Baseball squad departs for Cuban humanitarian tripJan. 22, 2010
Shawn Tolleson (above) and the Baylor baseball team will travel to Havana for a six-day humanitarian trip. The Bears then turn around two days after their return and begin workouts for the 2010 season.
By Matt Larsen
Two baseball-rich cultures will meet Friday when the Baylor baseball team arrives in Havana to interact with and serve Cuban players and youth.
"We have done a number of good things in the past, and you can do those things right here in town," head coach Steve Smith said. "So I would not in the outset have looked at this as an opportunity to go do a mission project in Cuba, but that is what it has evolved into. Regardless of where our players are in the spiritual spectrum in their lives, they will come back at a different place."
Smith says he first came across the idea of taking the team to Cuba after reading during the summer of 2008 about other schools planning international tours in which they would play friendly games against the Cuban teams.
"We will have opportunities to interact with players," Smith said. "[But] this is not an international tour of sorts.

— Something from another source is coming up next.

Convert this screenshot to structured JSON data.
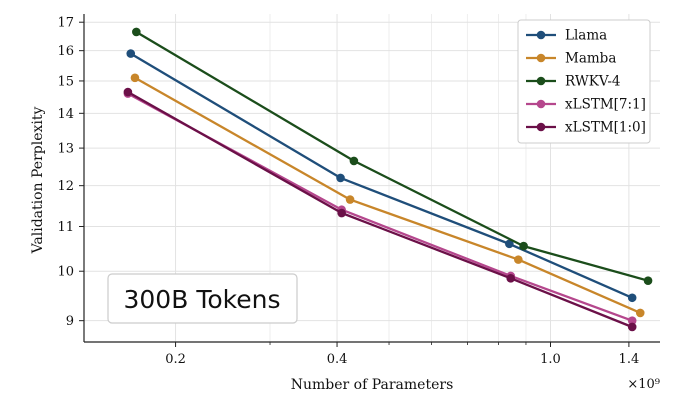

We can't play games right now. NCAA rules prohibit you from taking an international tour and playing games in the 30-day window prior to your practice starting."
Though the trip does not fall during a time in which they can play an organized game, players still voiced their excitement for the chance to experience baseball in a different setting.

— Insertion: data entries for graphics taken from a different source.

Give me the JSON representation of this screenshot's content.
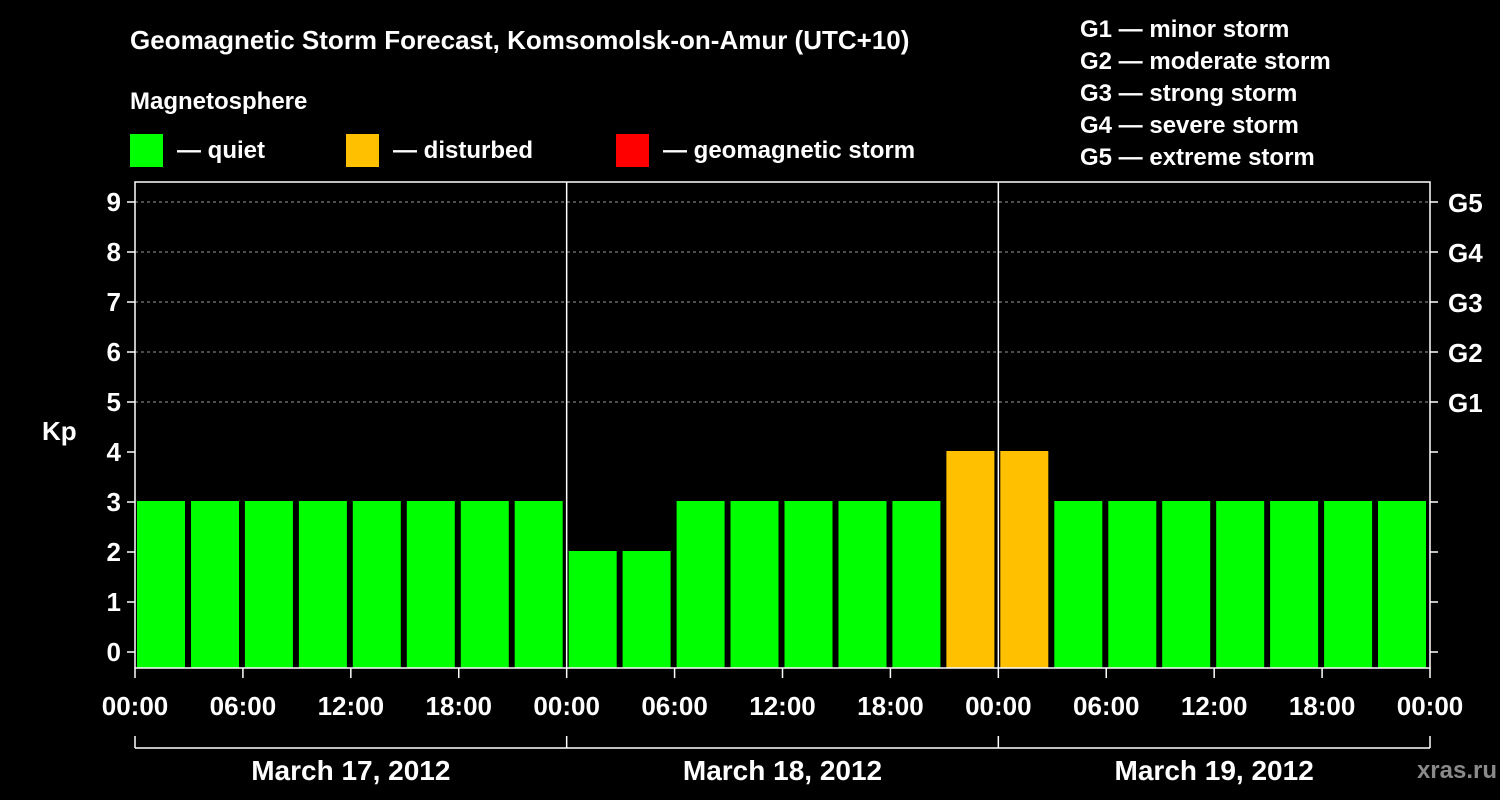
{
  "chart_data": {
    "type": "bar",
    "title": "Geomagnetic Storm Forecast, Komsomolsk-on-Amur (UTC+10)",
    "ylabel": "Kp",
    "ylim": [
      0,
      9
    ],
    "yticks": [
      "0",
      "1",
      "2",
      "3",
      "4",
      "5",
      "6",
      "7",
      "8",
      "9"
    ],
    "storm_scale": [
      {
        "kp": 5,
        "label": "G1"
      },
      {
        "kp": 6,
        "label": "G2"
      },
      {
        "kp": 7,
        "label": "G3"
      },
      {
        "kp": 8,
        "label": "G4"
      },
      {
        "kp": 9,
        "label": "G5"
      }
    ],
    "xticks": [
      "00:00",
      "06:00",
      "12:00",
      "18:00",
      "00:00",
      "06:00",
      "12:00",
      "18:00",
      "00:00",
      "06:00",
      "12:00",
      "18:00",
      "00:00"
    ],
    "days": [
      "March 17, 2012",
      "March 18, 2012",
      "March 19, 2012"
    ],
    "interval_hours": 3,
    "values": [
      3,
      3,
      3,
      3,
      3,
      3,
      3,
      3,
      2,
      2,
      3,
      3,
      3,
      3,
      3,
      4,
      4,
      3,
      3,
      3,
      3,
      3,
      3,
      3
    ],
    "grid": true
  },
  "legend": {
    "heading": "Magnetosphere",
    "items": [
      {
        "label": "— quiet",
        "color": "#00ff00"
      },
      {
        "label": "— disturbed",
        "color": "#ffc000"
      },
      {
        "label": "— geomagnetic storm",
        "color": "#ff0000"
      }
    ]
  },
  "scale_legend": [
    "G1 — minor storm",
    "G2 — moderate storm",
    "G3 — strong storm",
    "G4 — severe storm",
    "G5 — extreme storm"
  ],
  "watermark": "xras.ru",
  "colors": {
    "quiet": "#00ff00",
    "disturbed": "#ffc000",
    "storm": "#ff0000"
  }
}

"A common interest that we will share with the guys we interact with down there is our love and our passion for the game of baseball," senior pitcher Willie Kempf said. "So to be able to go down there and to give a little bit of our time and our talents and our treasure to help them out will be a neat experience."
Senior infielder Raynor Campbell shares Kempf's desire to connect with Cuban baseball players. After hearing Smith talk of his recent trip to witness Cuban baseball firsthand, Campbell also looks forward to watching the differences in techniques between Cuban and American ball.
"It is just a different style," he said. "[Coach Smith] said that no infielder ever broke down on a groundball. It was all run-through plays, throwing off of one foot - it is just a different style that is going to be fun to watch."
In addition to spending time with some of Cuba's finest athletes and youth, the Baylor team will also help renovate a large sports complex built in Havana by the Soviet Union in the 1980s.
"Since they left, it has just basically gone downhill," Smith said. "It's in a neighborhood, so we're talking about going into a neighborhood that could have a very playable surface."
After the squad completes its work, the neighborhood could have many playable surfaces as the team plans to do work on the basketball and volleyball courts as well as the baseball stadium.
Senior catcher Gregg Glime looks forward to providing the people of Havana with a refurbished athletic facility.
"When we walk into this ballpark every day, we are blessed to play in one of the best places in the United States," he said. "I don't take for granted playing here everyday, and I'm sure after coming back from there I'll know why I don't take it for granted playing here."
Coach Smith noted his blessings by thanking those who supported the trip, namely interim president David Garland, and pointing out the overall value of a trip that bridges cultures.
"Dr. Garland has blessed this from day one," Smith said, "and in the context of the mission of Baylor University, I don't know that we could do anything more appropriate and more in line with what that mission statement is."